I get e-mails from the American Family Association. They exist to get people upset and active about what's wrong morally in the United States. E-mail topics I remember from them are:
- Boycott & Write WalMart about a donation to a pro-homosexual group
- Boycott Target for banning the Salvation Army
- Write your senators about preserving the legality of historical/traditional Marriage (will blog on this topic sometime)
- Writing the President because rumor had it that Kid Rock would be at his inaugeration
- Boycott all stores that don't require employees and posters to say "Merry Christmas."
Where in the Bible does it say we should even have a holiday on a Catholic celebration which was originally a Pagan holiday that early Christians used to celebrate Jesus' birth so they wouldn't get killed for making a new holiday to what would have been to the pagans a "new deity."
Now... the logic that calling something a "holiday" - from the root of "Holy Day" as being non-religious is just poor logic. Yes, people outlawing "Christmas" are doing so out of personal repulsion for the "Christ" part. Halloween (Catholic - All Hallow's Eve), Easter (Persian to goddess Ishtar?), Valentine's Day (Catholic - St. Valentine) and all kinds of other "holidays" are clearly religious in origin.

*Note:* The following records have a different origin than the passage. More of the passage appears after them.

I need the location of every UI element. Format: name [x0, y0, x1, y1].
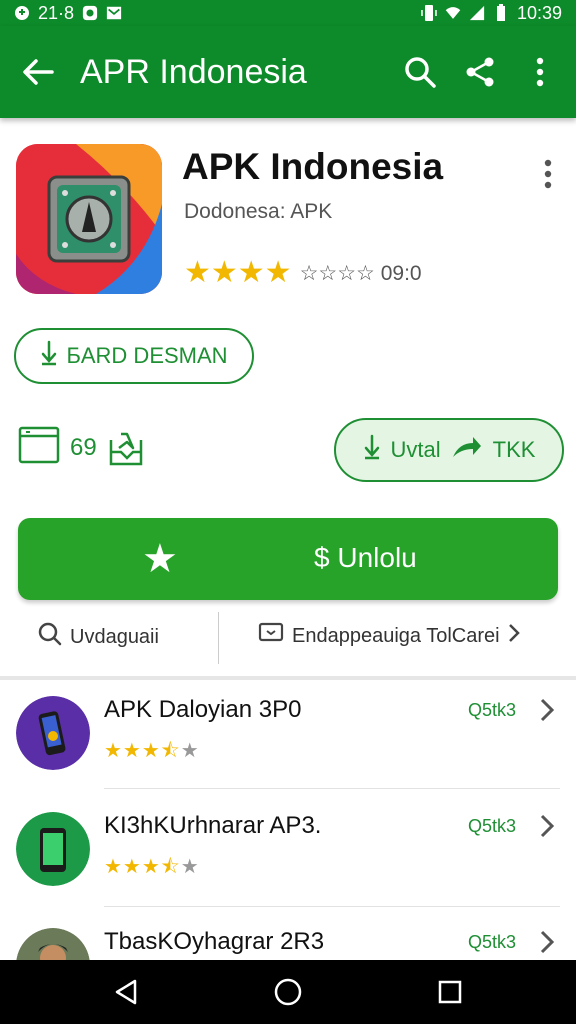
- app-avatar: [16, 696, 90, 770]
- download-icon: [363, 434, 381, 466]
- back-arrow-icon[interactable]: [12, 46, 64, 98]
- star-icon: ★: [142, 537, 178, 581]
- app-logo: [16, 144, 162, 294]
- search-icon[interactable]: [396, 48, 444, 96]
- install-button[interactable]: Uvtal TKK: [334, 418, 564, 482]
- navigation-bar: [0, 960, 576, 1024]
- app-name: APK Indonesia: [182, 146, 444, 187]
- divider: [218, 612, 219, 664]
- signal-icon: [469, 5, 485, 21]
- app-avatar: [16, 812, 90, 886]
- row-divider: [104, 788, 560, 789]
- sub-link-left-label: Uvdaguaii: [70, 625, 159, 648]
- primary-action-button[interactable]: ★ $ Unlolu: [18, 518, 558, 600]
- mail-icon: [106, 5, 122, 21]
- chevron-right-icon: [538, 696, 558, 724]
- chevron-right-icon: [538, 928, 558, 956]
- list-item-rating: ★★★⯪★: [104, 740, 200, 762]
- download-icon: [40, 340, 58, 372]
- primary-action-label: $ Unlolu: [314, 542, 417, 573]
- battery-icon: [493, 4, 509, 21]
- app-rating: ★★★★ ☆☆☆☆ 09:0: [184, 258, 422, 288]
- list-item-title: APK Daloyian 3P0: [104, 696, 302, 723]
- list-item-price: Q5tk3: [468, 932, 517, 952]
- more-vert-icon[interactable]: [516, 48, 564, 96]
- chevron-right-icon: [538, 812, 558, 840]
- app-more-icon[interactable]: [532, 156, 564, 192]
- notification-icon: [14, 5, 30, 21]
- sub-link-left[interactable]: Uvdaguaii: [38, 622, 159, 652]
- list-item-price: Q5tk3: [468, 816, 517, 836]
- install-label-right: TKK: [492, 437, 536, 462]
- list-item-price: Q5tk3: [468, 700, 517, 720]
- app-bar: APR Indonesia: [0, 26, 576, 118]
- install-label-left: Uvtal: [390, 437, 441, 462]
- list-item-title: KI3hKUrhnarar AP3.: [104, 812, 322, 839]
- list-item[interactable]: KI3hKUrhnarar AP3. ★★★⯪★ Q5tk3: [0, 798, 576, 914]
- app-subtitle: Dodonesa: APK: [184, 200, 333, 223]
- vibrate-icon: [421, 5, 437, 21]
- star-icon: ★★★★: [184, 256, 292, 289]
- wifi-icon: [445, 5, 461, 21]
- search-icon: [38, 622, 62, 652]
- sub-link-right-label: Endappeauiga TolCarei: [292, 624, 500, 647]
- nav-back-icon[interactable]: [108, 974, 144, 1010]
- rating-text: ☆☆☆☆ 09:0: [299, 261, 422, 285]
- section-divider: [0, 676, 576, 680]
- app-bar-title: APR Indonesia: [80, 52, 307, 91]
- share-arrow-icon: [451, 435, 483, 465]
- info-row: 69: [18, 424, 145, 471]
- sub-link-right[interactable]: Endappeauiga TolCarei: [258, 622, 520, 650]
- app-notification-icon: [82, 5, 98, 21]
- info-count: 69: [70, 433, 97, 461]
- nav-home-icon[interactable]: [270, 974, 306, 1010]
- chevron-right-icon: [508, 623, 520, 649]
- download-outline-button[interactable]: БARD DESMAN: [14, 328, 254, 384]
- nav-recents-icon[interactable]: [432, 974, 468, 1010]
- share-icon[interactable]: [456, 48, 504, 96]
- list-item-rating: ★★★⯪★: [104, 856, 200, 878]
- status-bar: 21·8 10:39: [0, 0, 576, 26]
- row-divider: [104, 906, 560, 907]
- message-box-icon: [258, 622, 284, 650]
- status-time-left: 21·8: [38, 2, 75, 23]
- status-time-right: 10:39: [516, 2, 562, 23]
- share-box-icon[interactable]: [107, 424, 145, 471]
- download-outline-label: БARD DESMAN: [66, 343, 228, 368]
- list-item-title: TbasKOyhagrar 2R3: [104, 928, 325, 955]
- list-item[interactable]: APK Daloyian 3P0 ★★★⯪★ Q5tk3: [0, 682, 576, 798]
- window-icon: [18, 426, 60, 469]
- sub-links: Uvdaguaii Endappeauiga TolCarei: [0, 612, 576, 666]
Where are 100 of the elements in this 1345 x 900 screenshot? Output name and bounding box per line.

So I understand the frustration at the corporate and state sponsored denial of Jesus. I'm more than frustrated about the monotheism of commercialism as capitalized shortly after the winter solstice. But we're not responding how Jesus did. Or am I forgetting the passage:
"Truly I say to you, do not purchase from this man, for he has not publicly displayed on his 'Buy1 sandal 2nd for half price' sign my divinity - truly he will be cursed and worse than Sodom and Gomorrah in the days of their destruction. For with each sale of cheap goods my divinity is to be acknowledged, and my name should always be associated with shoddy workmanship and the idolatry of mammon."